Ce petit ouvrage reprend une conférence donnée à la Société psychanalytique de Paris, le 17 novembre 1964, par Georges Devereux (1908-1985), autour de la question de la protection de l’identité. L’ethnopsychanalyste y explique que notre identité est continuellement menacée depuis l’enfance par les parents et la société, qui tentent d’abolir notre individualité pour nous ramener à des sujets « normés ». Or, pour lutter contre cette destruction, on développe quantité de masques et de déguisements, comme par exemple en analyse, où les résistances ne seraient que des manifestations normales de protection de notre identité.

J’ai découvert ce livre et la théorie qu’il développe avec un certain intérêt. C’est étonnant car, bien que ne relevant pas des mêmes orientations, il s’apparente un peu d’une certaine manière à des livres plus axés sur la spiritualité qui traitent de la « mise de masques » dès l’enfance pour se préserver et être aimé (Trilogie notamment « La grande mascarade » T1, « L’ode à la joie » et « La croisade des enfants » de A.B Winter).

Devereux, quant à lui, de sa place d’ethnopsychanalyste, développe l’hypothèse que chaque être préserve son identité vraie, soit en y renonçant, soit en la travestissant, ce pour éviter le danger qui existe à ce que d’autres ou lui-même connaissent cette véritable identité, le risque étant l’anéantissement, l’asservissement, l’emprise,etc.

L’élaboration de l’identité, sa formation et ses assises sont étroitement dépendantes de l’environnement (milieu familial, culturel, social, etc…), et, je dirai, de l’histoire familiale dans laquelle s’inscrit l’individu. L’identité se construit donc par le croisement, l’influence, de différents facteurs. Cela car se sont les milieux dans lesquels évolue l’individu qui influencent et déterminent ses représentations, ses normes de comportement, ses jugements de valeur, etc. En ce sens, selon Devereux, l’identité est le produit d’un processus de différenciation, par enrichissement et par accumulation de plusieurs éléments hétérogènes, de traits significatifs n’appartenant jamais exclusivement à un seul individu. Elle prend son départ selon lui dès lors que l’enfant sort de l’unité duelle avec sa mère, soit dès les primo différenciations appuyées sur le « non » de l’enfant (non dit ou agi). Pour Devereux, l’exigence d’une obéissance immédiate de l’enfant, obéissance aveugle et automatique, sans explications, ne permet pas à l’enfant de se constituer un sentiment de continuité de soi  à travers le temps et, par conséquent, de son identité.
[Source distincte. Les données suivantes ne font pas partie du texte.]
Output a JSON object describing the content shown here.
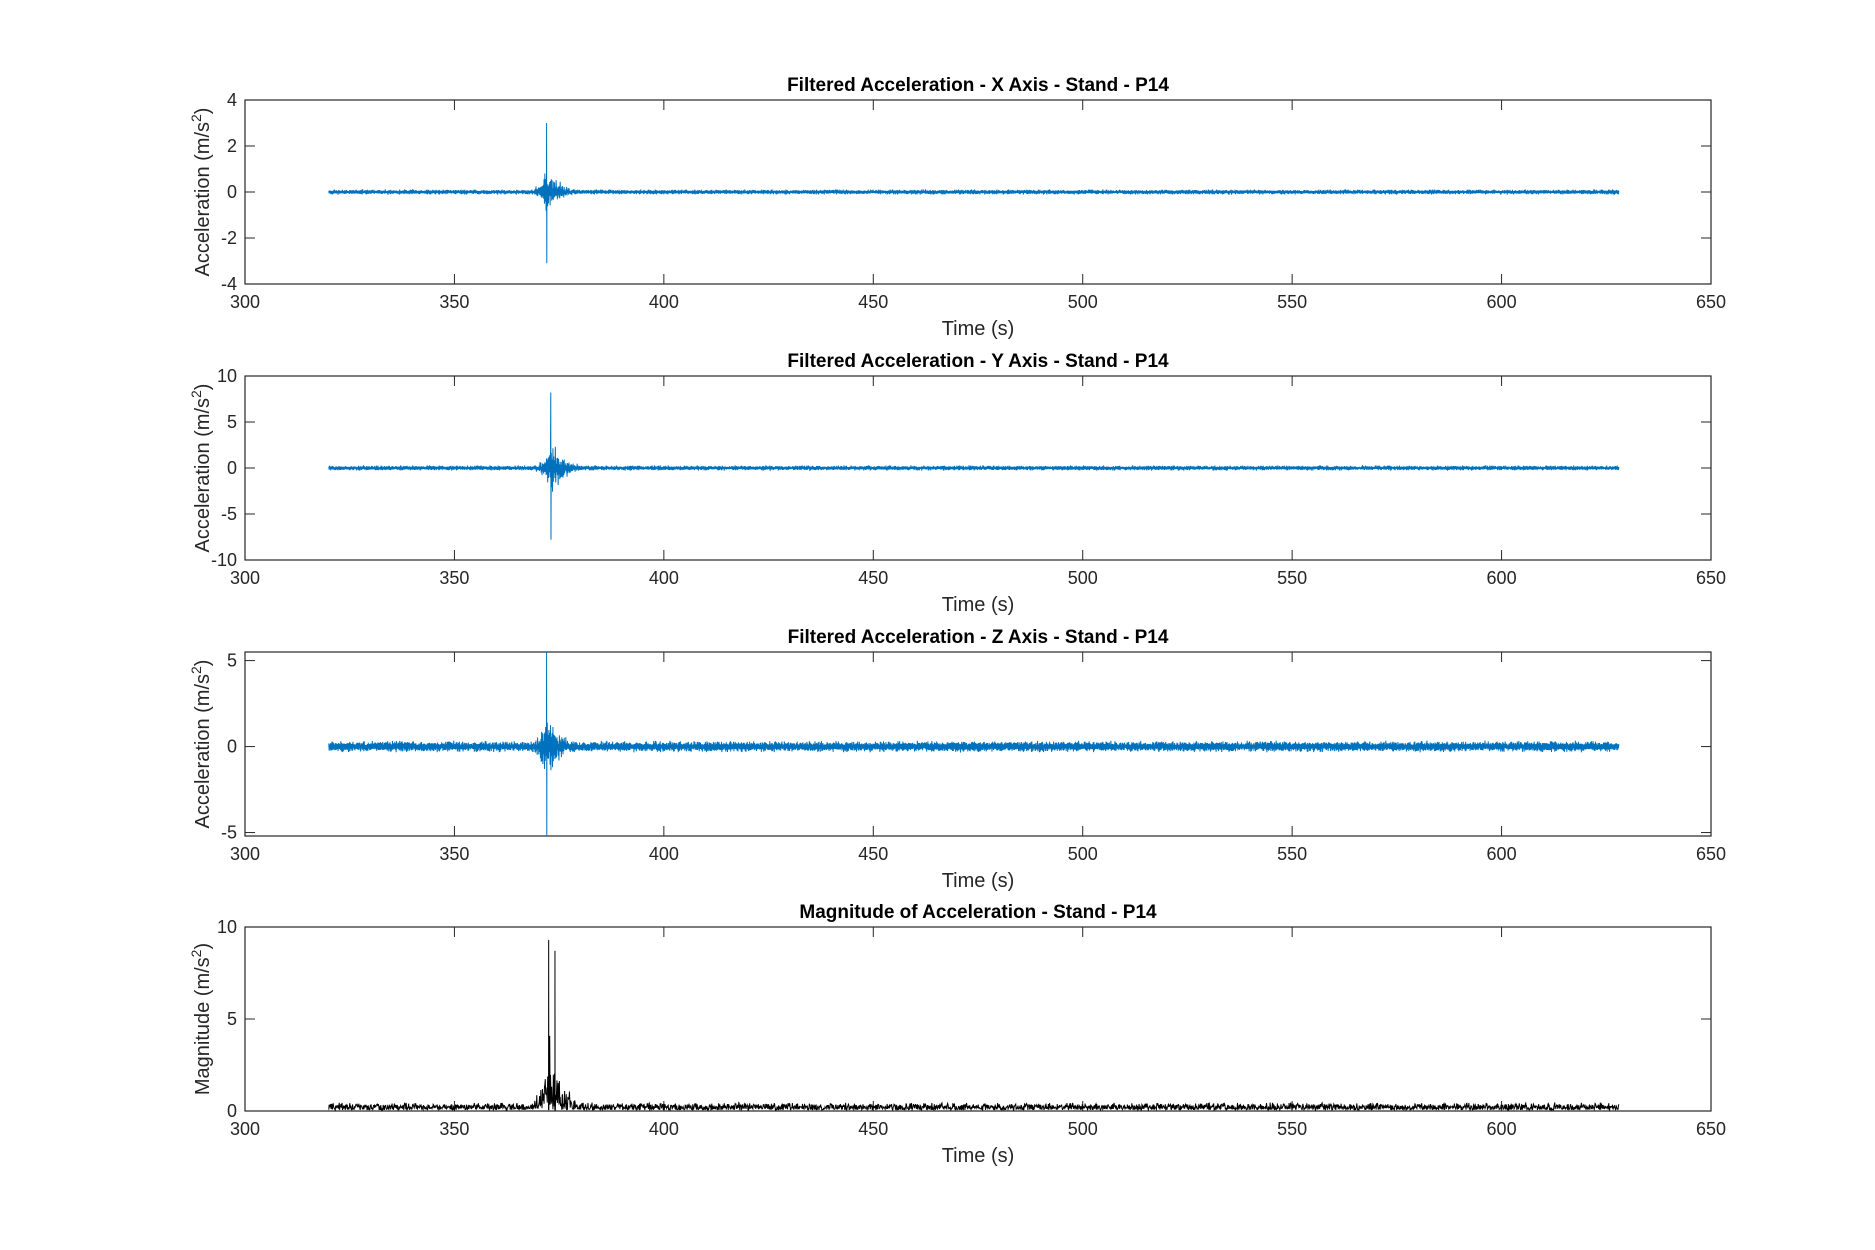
{
  "chart_data": [
    {
      "type": "line",
      "title": "Filtered Acceleration - X Axis - Stand - P14",
      "xlabel": "Time (s)",
      "ylabel": "Acceleration (m/s",
      "ylabel_sup": "2",
      "ylabel_end": ")",
      "xlim": [
        300,
        650
      ],
      "ylim": [
        -4,
        4
      ],
      "xticks": [
        300,
        350,
        400,
        450,
        500,
        550,
        600,
        650
      ],
      "yticks": [
        -4,
        -2,
        0,
        2,
        4
      ],
      "color": "#0072BD",
      "series": [
        {
          "x_range": [
            320,
            628
          ],
          "baseline": 0,
          "noise_amplitude": 0.12,
          "burst": {
            "x_range": [
              368,
              386
            ],
            "peak_x": 372,
            "max": 3.0,
            "min": -3.1
          }
        }
      ]
    },
    {
      "type": "line",
      "title": "Filtered Acceleration - Y Axis - Stand - P14",
      "xlabel": "Time (s)",
      "ylabel": "Acceleration (m/s",
      "ylabel_sup": "2",
      "ylabel_end": ")",
      "xlim": [
        300,
        650
      ],
      "ylim": [
        -10,
        10
      ],
      "xticks": [
        300,
        350,
        400,
        450,
        500,
        550,
        600,
        650
      ],
      "yticks": [
        -10,
        -5,
        0,
        5,
        10
      ],
      "color": "#0072BD",
      "series": [
        {
          "x_range": [
            320,
            628
          ],
          "baseline": 0,
          "noise_amplitude": 0.3,
          "burst": {
            "x_range": [
              368,
              400
            ],
            "peak_x": 373,
            "max": 8.2,
            "min": -7.8
          }
        }
      ]
    },
    {
      "type": "line",
      "title": "Filtered Acceleration - Z Axis - Stand - P14",
      "xlabel": "Time (s)",
      "ylabel": "Acceleration (m/s",
      "ylabel_sup": "2",
      "ylabel_end": ")",
      "xlim": [
        300,
        650
      ],
      "ylim": [
        -5.2,
        5.5
      ],
      "xticks": [
        300,
        350,
        400,
        450,
        500,
        550,
        600,
        650
      ],
      "yticks": [
        -5,
        0,
        5
      ],
      "color": "#0072BD",
      "series": [
        {
          "x_range": [
            320,
            628
          ],
          "baseline": 0,
          "noise_amplitude": 0.35,
          "burst": {
            "x_range": [
              368,
              385
            ],
            "peak_x": 372,
            "max": 5.5,
            "min": -5.2
          }
        }
      ]
    },
    {
      "type": "line",
      "title": "Magnitude of Acceleration - Stand - P14",
      "xlabel": "Time (s)",
      "ylabel": "Magnitude (m/s",
      "ylabel_sup": "2",
      "ylabel_end": ")",
      "xlim": [
        300,
        650
      ],
      "ylim": [
        0,
        10
      ],
      "xticks": [
        300,
        350,
        400,
        450,
        500,
        550,
        600,
        650
      ],
      "yticks": [
        0,
        5,
        10
      ],
      "color": "#000000",
      "series": [
        {
          "x_range": [
            320,
            628
          ],
          "baseline": 0.05,
          "noise_amplitude": 0.35,
          "burst": {
            "x_range": [
              368,
              405
            ],
            "peaks": [
              {
                "x": 372.5,
                "value": 9.3
              },
              {
                "x": 374,
                "value": 8.7
              }
            ]
          }
        }
      ]
    }
  ]
}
Devereux pose l’idée que les enfants ayant été brimés dans leur individualité finissent par croire que souhaiter posséder une individualité sera considéré par des êtres tout puissants comme une effronterie et sera punie par la destruction de l’identité voire de l’existence du coupable.

Posséder une identité est, selon Devereux, profondément dangereux. Pour le citer :                   « Le fantasme que la possession d’une identité est une véritable outrecuidance qui, automatiquement, incite les autres à anéantir non seulement cette identité, mais l’existence même du présomptueux – en général par un acte de cannibalisme, ce qui transforme le sujet en objet. Les patients les plus gravement atteints cherchent à se protéger contre ce risque, en renonçant à toute véritable identité ; ceux qui sont moins atteints se constituent une fausse identité. »

Il introduit cette idée dans sa manière de penser les désordres psychiques, la névrose relevant pour lui d’un masquage de l’identité là où la psychose serait une renonciation à cette identité. D’après lui, « tout symptôme est une résistance soit contre l’acquisition et l’attribution d’une identité soit contre la découverte de l’identité réelle du sujet – identité que celui-ci ne veut ni connaître lui-même ni permettre aux autres de connaître. » En effet, il développe l’idée que, dès que nous comprenons un être, dès que nous établissons son identité, dès que nous pouvons prévoir son comportement, nous avons une emprise sur lui et donc nous sommes en mesure d’intervenir dans sa vie, tant pour le bien que pour le mal. Question se pose de ce fait de la dangerosité de la cure analytique et de comment prendre en compte cela dans la cure pour accompagner le patient sans le fragiliser.

Ce livre, et cette recherche théorique autour de l’identité, des ses travestissements et de la renonciation à celle-ci a animé les travaux de Devereux, et respire sa propre histoire. Il est en effet issu de famille juive et a lui-même été amené à changer de nom et de religion pour cacher ses origines. Cet ouvrage, son titre, semblent ainsi faire écho aux propres peurs d’anéantissement er d’asservissement de l’auteur liées à son histoire, et peut être à la quête de sa propre identité.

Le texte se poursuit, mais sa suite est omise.